勤続30年なら約40万円(退職所得控除1500万適用後・住民税込)。
iDeCoと退職金は別々に受給できる?
YES。同時受給で控除合算されるため、5年ずらす戦略が節税効果大。
申告書出し忘れたら?
退職金の20.42%源泉徴収後、確定申告で還付。手続き面倒なので必ず事前提出を。
企業型DCと退職金の関係は?
両方合算して退職所得として計算。控除枠は「勤続年数or DC加入期間の長い方」。
年金受給と一時金どちらが得?
一時金=退職所得控除、年金=公的年金等控除。
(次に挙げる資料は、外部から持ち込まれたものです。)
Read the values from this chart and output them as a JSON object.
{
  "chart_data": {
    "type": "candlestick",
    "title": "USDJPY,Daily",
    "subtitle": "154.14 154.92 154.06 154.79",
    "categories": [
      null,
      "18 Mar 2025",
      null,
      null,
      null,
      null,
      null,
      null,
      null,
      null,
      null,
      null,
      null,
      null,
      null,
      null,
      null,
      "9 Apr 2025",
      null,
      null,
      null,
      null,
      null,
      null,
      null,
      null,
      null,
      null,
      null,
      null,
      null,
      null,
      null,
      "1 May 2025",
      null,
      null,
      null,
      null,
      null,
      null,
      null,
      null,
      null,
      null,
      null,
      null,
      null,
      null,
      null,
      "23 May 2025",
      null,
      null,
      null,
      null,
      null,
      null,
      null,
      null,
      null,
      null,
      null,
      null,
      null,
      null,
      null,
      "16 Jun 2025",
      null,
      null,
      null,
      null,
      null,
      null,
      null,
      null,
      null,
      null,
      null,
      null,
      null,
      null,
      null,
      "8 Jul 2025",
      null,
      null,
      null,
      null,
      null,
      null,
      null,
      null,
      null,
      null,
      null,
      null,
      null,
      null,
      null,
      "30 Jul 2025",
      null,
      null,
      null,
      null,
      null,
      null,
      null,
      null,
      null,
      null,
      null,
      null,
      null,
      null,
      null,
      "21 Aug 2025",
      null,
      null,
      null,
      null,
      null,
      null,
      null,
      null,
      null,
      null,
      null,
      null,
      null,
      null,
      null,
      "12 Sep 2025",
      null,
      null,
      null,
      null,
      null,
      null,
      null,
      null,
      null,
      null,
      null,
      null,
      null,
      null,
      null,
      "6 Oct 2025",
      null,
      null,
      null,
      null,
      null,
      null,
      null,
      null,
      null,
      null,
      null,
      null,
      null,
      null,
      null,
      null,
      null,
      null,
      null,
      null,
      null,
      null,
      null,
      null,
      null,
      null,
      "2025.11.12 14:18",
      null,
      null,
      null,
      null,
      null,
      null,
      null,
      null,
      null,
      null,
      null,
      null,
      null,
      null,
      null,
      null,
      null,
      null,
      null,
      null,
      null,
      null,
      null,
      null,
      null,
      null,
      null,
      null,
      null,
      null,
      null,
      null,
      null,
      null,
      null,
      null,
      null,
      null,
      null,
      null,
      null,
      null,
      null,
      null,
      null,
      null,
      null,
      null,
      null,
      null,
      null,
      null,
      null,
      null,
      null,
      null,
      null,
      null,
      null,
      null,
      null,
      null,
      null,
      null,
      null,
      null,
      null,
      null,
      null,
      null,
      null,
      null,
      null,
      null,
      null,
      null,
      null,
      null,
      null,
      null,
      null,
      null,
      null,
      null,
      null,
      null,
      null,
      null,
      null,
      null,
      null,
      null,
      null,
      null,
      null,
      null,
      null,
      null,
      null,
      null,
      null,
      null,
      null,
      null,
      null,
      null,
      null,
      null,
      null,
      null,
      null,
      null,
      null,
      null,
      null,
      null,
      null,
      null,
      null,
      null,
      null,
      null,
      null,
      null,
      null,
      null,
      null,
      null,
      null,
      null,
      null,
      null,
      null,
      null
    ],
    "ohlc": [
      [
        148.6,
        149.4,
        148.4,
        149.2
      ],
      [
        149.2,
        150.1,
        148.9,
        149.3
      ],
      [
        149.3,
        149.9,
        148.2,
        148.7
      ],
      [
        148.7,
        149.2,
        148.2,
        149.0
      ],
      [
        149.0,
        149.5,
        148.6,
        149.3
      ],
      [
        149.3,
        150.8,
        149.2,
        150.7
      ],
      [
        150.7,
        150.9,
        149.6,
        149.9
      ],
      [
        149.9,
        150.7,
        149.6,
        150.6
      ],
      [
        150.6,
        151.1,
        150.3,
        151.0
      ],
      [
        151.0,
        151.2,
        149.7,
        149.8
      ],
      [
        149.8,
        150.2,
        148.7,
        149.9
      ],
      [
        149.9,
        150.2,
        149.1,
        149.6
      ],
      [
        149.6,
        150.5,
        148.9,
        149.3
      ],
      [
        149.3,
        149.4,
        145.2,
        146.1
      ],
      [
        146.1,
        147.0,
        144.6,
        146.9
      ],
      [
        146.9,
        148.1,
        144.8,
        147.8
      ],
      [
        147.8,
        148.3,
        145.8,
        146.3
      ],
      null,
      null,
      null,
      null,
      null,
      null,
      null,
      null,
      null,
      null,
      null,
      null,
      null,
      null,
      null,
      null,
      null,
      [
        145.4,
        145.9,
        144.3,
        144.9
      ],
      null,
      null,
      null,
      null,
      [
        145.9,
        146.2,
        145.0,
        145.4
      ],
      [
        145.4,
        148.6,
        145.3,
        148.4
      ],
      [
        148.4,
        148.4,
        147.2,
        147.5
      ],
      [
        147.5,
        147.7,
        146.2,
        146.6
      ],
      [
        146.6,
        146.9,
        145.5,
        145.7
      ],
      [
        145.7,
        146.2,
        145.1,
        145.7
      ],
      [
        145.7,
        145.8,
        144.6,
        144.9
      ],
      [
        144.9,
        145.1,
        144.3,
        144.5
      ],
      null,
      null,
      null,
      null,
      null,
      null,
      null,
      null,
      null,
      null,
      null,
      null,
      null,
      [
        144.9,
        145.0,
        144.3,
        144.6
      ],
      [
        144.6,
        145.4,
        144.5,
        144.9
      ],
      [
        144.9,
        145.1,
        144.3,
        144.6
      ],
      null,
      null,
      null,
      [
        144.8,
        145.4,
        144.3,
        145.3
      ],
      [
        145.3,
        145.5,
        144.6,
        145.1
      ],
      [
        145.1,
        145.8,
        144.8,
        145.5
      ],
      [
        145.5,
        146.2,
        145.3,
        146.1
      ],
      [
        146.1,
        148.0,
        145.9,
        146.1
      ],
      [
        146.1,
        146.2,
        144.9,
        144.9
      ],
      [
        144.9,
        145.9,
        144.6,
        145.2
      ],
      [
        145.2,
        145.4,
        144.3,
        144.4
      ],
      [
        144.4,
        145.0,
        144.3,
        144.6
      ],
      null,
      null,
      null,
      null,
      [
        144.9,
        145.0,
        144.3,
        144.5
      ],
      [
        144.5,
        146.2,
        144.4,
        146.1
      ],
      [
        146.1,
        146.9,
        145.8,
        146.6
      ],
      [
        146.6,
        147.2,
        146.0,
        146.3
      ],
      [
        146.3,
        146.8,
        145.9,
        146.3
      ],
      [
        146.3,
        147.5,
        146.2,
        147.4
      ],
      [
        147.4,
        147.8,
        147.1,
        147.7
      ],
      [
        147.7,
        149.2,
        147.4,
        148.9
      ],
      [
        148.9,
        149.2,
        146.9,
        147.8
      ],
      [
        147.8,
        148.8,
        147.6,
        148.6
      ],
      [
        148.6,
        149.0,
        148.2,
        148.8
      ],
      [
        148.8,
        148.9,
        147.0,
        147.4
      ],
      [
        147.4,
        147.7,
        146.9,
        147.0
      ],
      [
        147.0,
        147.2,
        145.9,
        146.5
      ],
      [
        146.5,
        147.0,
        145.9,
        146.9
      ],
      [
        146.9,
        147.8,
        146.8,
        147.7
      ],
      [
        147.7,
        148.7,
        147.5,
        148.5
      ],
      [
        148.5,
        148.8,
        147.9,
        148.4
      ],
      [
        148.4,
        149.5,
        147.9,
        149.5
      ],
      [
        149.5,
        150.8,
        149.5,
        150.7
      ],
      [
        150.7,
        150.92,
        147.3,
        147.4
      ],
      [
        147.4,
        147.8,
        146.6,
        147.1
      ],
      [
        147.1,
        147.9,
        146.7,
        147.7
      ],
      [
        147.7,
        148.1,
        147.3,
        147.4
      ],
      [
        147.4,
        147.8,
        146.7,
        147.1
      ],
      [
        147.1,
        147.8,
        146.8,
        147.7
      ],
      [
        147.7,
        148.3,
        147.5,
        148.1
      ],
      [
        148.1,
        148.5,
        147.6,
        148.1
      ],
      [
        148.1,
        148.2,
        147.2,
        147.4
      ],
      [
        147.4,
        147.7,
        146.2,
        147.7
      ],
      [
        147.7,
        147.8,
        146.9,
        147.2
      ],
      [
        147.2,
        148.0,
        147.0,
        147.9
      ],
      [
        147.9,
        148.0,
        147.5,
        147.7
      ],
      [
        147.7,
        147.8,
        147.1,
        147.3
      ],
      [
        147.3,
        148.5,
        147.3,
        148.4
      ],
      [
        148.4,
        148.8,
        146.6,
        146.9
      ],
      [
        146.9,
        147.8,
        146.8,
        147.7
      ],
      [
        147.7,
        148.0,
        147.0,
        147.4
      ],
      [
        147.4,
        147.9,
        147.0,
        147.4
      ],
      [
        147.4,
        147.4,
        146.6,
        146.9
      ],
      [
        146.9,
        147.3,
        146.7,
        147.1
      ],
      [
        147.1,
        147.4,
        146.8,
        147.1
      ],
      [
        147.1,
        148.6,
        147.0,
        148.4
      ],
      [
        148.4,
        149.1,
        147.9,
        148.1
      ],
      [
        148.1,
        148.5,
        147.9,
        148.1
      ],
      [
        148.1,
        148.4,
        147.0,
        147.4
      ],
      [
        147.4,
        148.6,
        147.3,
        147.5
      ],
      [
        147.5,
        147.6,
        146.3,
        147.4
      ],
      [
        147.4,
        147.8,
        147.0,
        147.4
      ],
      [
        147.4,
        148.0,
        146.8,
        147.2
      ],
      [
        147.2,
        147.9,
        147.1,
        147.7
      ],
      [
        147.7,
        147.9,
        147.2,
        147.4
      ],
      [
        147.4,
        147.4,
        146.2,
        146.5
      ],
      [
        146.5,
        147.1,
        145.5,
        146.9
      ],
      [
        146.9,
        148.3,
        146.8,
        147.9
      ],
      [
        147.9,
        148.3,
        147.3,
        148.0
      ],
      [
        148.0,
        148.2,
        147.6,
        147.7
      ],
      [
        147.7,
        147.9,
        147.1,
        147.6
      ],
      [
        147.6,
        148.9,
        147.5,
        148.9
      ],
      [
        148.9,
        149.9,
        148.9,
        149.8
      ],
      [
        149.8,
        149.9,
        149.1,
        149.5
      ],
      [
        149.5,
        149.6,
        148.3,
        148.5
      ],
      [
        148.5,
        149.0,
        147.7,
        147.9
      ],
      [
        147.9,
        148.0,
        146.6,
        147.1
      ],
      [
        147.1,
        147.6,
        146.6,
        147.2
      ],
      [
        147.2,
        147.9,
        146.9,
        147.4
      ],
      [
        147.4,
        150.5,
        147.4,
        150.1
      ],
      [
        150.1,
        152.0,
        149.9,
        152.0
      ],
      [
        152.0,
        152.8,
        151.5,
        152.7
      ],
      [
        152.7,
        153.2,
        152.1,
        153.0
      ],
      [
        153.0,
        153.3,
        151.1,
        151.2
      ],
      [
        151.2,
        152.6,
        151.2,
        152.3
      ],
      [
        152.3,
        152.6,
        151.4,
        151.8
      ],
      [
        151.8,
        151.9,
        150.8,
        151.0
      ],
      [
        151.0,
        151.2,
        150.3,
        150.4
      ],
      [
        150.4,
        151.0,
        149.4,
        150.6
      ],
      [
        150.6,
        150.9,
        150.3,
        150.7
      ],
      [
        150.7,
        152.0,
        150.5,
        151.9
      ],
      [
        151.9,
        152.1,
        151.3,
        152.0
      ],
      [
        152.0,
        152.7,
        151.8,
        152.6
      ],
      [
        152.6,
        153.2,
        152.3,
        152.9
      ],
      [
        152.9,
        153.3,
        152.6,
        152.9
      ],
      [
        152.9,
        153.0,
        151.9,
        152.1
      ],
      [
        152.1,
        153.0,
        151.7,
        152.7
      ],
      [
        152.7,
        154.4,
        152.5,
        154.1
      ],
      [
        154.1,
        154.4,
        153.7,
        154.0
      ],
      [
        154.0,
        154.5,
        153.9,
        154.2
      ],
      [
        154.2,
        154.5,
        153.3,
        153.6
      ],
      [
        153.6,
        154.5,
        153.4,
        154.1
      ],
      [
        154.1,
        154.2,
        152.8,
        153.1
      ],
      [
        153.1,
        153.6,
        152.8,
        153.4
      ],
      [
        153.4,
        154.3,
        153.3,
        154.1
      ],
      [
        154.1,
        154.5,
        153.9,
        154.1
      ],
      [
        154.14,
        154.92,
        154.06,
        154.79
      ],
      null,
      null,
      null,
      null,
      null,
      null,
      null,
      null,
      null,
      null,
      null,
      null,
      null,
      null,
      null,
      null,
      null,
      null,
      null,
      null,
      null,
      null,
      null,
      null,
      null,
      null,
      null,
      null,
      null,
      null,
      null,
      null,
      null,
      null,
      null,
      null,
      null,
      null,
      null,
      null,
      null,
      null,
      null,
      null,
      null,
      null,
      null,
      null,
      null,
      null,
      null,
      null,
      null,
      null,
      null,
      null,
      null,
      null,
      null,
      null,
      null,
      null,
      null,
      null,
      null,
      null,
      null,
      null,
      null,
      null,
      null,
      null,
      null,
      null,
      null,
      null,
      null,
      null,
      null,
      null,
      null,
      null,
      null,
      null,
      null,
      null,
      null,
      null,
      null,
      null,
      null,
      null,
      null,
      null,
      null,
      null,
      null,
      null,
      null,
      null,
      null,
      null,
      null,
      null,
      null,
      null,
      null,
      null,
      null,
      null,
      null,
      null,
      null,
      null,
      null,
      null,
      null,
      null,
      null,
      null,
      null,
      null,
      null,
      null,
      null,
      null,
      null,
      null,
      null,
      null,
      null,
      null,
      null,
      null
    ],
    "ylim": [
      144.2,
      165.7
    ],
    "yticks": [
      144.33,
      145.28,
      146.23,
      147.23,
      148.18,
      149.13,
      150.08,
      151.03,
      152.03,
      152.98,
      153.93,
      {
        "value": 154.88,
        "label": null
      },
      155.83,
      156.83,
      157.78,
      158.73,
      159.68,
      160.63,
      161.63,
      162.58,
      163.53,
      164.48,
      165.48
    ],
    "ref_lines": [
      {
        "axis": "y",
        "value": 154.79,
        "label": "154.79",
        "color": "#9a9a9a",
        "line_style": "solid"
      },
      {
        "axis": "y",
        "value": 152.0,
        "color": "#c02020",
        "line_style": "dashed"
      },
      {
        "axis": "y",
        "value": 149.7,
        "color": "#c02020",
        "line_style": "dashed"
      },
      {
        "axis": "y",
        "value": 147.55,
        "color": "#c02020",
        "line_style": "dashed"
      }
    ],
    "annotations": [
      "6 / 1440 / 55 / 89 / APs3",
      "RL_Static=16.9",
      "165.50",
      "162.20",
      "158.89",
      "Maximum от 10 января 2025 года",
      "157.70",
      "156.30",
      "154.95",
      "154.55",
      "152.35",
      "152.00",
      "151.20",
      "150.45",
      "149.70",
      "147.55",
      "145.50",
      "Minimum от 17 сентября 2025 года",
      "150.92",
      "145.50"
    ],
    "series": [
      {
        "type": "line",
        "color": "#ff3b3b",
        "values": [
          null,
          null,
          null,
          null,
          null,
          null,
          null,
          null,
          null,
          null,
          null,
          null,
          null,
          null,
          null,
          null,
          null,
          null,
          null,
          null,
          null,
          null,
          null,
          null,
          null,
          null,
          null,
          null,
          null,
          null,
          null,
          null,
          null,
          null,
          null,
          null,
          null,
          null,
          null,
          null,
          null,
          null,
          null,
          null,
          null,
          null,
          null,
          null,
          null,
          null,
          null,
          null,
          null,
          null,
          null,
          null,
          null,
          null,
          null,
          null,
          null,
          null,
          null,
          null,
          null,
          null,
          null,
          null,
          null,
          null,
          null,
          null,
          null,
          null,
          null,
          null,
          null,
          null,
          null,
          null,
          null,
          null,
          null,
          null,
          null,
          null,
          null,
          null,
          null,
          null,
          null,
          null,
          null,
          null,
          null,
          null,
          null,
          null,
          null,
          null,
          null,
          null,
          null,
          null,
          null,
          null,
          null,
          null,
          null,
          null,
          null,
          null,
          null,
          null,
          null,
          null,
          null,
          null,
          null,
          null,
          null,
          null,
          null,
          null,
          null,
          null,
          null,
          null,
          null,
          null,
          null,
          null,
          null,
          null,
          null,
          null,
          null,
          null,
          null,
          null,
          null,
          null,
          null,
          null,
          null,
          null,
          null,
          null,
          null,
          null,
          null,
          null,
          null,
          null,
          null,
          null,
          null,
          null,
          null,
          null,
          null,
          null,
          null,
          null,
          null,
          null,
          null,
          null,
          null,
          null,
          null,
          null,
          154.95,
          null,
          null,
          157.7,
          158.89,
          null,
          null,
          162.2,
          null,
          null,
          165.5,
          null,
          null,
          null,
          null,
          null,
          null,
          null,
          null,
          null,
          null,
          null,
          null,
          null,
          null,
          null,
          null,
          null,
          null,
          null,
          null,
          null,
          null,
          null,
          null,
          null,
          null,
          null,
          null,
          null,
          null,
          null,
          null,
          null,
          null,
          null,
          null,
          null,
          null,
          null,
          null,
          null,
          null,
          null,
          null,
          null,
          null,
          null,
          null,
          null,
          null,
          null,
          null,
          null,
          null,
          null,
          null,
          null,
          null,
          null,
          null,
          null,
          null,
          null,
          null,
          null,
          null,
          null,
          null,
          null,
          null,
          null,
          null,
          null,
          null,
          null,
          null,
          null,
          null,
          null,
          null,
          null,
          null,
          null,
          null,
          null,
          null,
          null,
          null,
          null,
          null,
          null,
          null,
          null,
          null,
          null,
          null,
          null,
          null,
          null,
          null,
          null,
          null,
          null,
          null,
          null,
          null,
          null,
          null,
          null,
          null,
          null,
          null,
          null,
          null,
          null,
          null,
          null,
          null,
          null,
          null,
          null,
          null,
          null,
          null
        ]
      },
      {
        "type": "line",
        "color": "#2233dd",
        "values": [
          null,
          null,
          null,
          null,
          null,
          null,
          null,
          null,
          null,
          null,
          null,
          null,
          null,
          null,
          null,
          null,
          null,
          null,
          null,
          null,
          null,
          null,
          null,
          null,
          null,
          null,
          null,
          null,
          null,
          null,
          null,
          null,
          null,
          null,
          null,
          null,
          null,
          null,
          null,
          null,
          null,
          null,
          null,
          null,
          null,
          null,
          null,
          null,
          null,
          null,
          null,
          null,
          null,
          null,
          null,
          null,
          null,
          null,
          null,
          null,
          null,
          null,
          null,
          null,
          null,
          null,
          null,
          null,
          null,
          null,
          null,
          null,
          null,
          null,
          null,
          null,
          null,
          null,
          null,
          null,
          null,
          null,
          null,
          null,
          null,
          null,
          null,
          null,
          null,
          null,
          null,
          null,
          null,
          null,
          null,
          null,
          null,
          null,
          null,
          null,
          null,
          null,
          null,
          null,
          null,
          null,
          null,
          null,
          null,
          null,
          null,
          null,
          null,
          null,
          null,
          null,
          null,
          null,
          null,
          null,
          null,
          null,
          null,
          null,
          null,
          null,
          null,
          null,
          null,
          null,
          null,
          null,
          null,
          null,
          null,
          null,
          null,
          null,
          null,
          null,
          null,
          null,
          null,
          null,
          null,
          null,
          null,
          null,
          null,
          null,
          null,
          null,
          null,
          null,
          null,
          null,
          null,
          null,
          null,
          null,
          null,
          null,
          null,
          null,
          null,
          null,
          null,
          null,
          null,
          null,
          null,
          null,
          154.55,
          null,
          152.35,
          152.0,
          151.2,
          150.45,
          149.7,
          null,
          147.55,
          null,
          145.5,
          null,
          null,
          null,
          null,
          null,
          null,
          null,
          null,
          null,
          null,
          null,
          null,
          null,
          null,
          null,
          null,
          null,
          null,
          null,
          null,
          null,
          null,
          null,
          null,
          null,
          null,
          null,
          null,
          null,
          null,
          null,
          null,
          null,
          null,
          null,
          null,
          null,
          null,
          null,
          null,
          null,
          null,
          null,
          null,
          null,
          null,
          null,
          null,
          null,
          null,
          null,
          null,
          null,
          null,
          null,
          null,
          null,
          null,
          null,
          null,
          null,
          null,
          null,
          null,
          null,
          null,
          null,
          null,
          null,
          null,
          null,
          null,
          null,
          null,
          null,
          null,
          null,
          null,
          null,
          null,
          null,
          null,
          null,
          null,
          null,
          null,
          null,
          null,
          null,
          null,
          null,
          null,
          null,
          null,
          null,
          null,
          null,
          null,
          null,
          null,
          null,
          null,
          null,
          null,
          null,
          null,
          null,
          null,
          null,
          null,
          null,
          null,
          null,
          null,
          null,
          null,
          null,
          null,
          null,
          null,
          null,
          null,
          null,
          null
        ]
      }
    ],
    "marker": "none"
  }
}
総額+リスク+ライフプランで判断。
自己都合退職も同じ税制?
YES。退職理由(自己/会社都合)は税額に影響しないが、退職金額自体は会社規定で差あり。
生涯給与2億円で退職金2000万は少ない?
大手企業平均は約2000-2500万(勤続35年)、中小企業1000-1500万が目安。
退職所得控除は退職前に確定?
退職日時点で確定。定年前1年内退職でも規則通り計算。